Notre rythme d’école, ces premiers mois ce comptabilisait à 3 ou 4 fois par semaine, ce qui n’était pas si mal, au regard d'aujourd’hui… Nous intensifions les leçons, lors de nos échanges de maison car nous étions moins nomades et donc nous prenions davantage le temps.


 


 

Alors pourquoi ?

Pas par manque d’envie, mais tout simplement, nous étions tous happés comme des gosses, par la magie du voyage, par ses découvertes. Par l’envie d’en découvrir toujours plus, de se laisser bercer par nos rencontres, notre itinéraire. Mais aussi parce que nous n’arrivions pas à tout cumuler de front. Nous n’étions pas des supers héros, et nos enfants, tels que des enfants avaient besoin de souffler, de s’amuser après des journées de marche et d’enrichissement.


Culpabilité ?

Parfois oui, mais souvent non. Nous étions persuadés que la culture du pays, l’histoire, l’art comblera en partie ces manques. Nous faisions l’école au quotidien dans nos discussions, dans les tuk tuk, dans les musées, sur les marchés. Ils commençaient à parler quelques mots d’anglais, à aller plus facilement vers les autres et leur capacité d’adaptation nous bluffait au quotidien. Nous avons très vite ralenti notre petit rythme d’école pour faire les maths et le français assis à une table que lorsque nous avions vraiment le temps, environ une fois par semaine.


Mais des peurs subsistent..

Avec ce travail en pointillé nos enfants montraient tous les signes de flémingite aiguë ! En gros, moins on leur en demandait et plus ils râlaient. Ils n’avaient plus le gout de l’effort, alors qu’ils étaient capables de marcher durant des heures sans jamais rechigner. Ils ne voulaient plus écrire, toute écriture était une corvée et les mots tout simples n’arrivaient plus à être écrits correctement. Je ne vous parle pas de la conjugaison, où toutes les terminaisons s’étaient envolées de leur tête et de leur mémoire. Bref, là nous avons recommencé à culpabilisé, car nous avions forcément notre part de responsabilité.

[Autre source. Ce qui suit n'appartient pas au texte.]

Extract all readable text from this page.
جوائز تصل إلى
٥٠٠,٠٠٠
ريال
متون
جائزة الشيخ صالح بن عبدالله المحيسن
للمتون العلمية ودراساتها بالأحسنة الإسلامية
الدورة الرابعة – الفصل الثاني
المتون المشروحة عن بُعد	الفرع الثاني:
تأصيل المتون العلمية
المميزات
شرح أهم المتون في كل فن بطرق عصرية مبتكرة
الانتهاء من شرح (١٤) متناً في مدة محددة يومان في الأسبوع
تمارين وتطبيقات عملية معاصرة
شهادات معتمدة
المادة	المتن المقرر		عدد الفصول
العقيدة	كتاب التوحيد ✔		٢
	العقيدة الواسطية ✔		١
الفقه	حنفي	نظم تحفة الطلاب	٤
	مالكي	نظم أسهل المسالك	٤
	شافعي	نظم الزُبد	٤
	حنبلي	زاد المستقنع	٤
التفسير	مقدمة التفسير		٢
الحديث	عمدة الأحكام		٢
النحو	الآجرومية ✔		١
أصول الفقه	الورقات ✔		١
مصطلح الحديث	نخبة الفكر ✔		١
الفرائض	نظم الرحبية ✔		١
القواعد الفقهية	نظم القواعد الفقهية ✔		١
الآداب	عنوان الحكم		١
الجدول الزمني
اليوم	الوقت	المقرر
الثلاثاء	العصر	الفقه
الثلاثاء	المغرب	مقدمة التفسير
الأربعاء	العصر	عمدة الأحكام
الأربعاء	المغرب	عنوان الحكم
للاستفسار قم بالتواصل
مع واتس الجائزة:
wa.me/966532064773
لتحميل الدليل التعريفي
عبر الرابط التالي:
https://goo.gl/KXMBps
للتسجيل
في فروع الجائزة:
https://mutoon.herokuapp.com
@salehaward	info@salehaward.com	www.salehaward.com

Quand cette responsabilité nous tiraille.

Eh oui, tout cela nous renvoyait à notre manque de continuité, nous qui savons pertinemment que les savoirs doivent être en perpétuels réinvestissement mais surtout toujours sollicité. Notre manque de rigueur dans un travail journalier, avait entraîné des enfants passifs, sans cadre, et attentiste. Ils n’étaient plus acteur de leur apprentissage. Nous avions pourtant l’impression d’être cool, de leur en demandé peu, mais au final, même ce presque rien entraînait un refus, cris, pleurs, bref on ne pouvait plus continuer comme cela.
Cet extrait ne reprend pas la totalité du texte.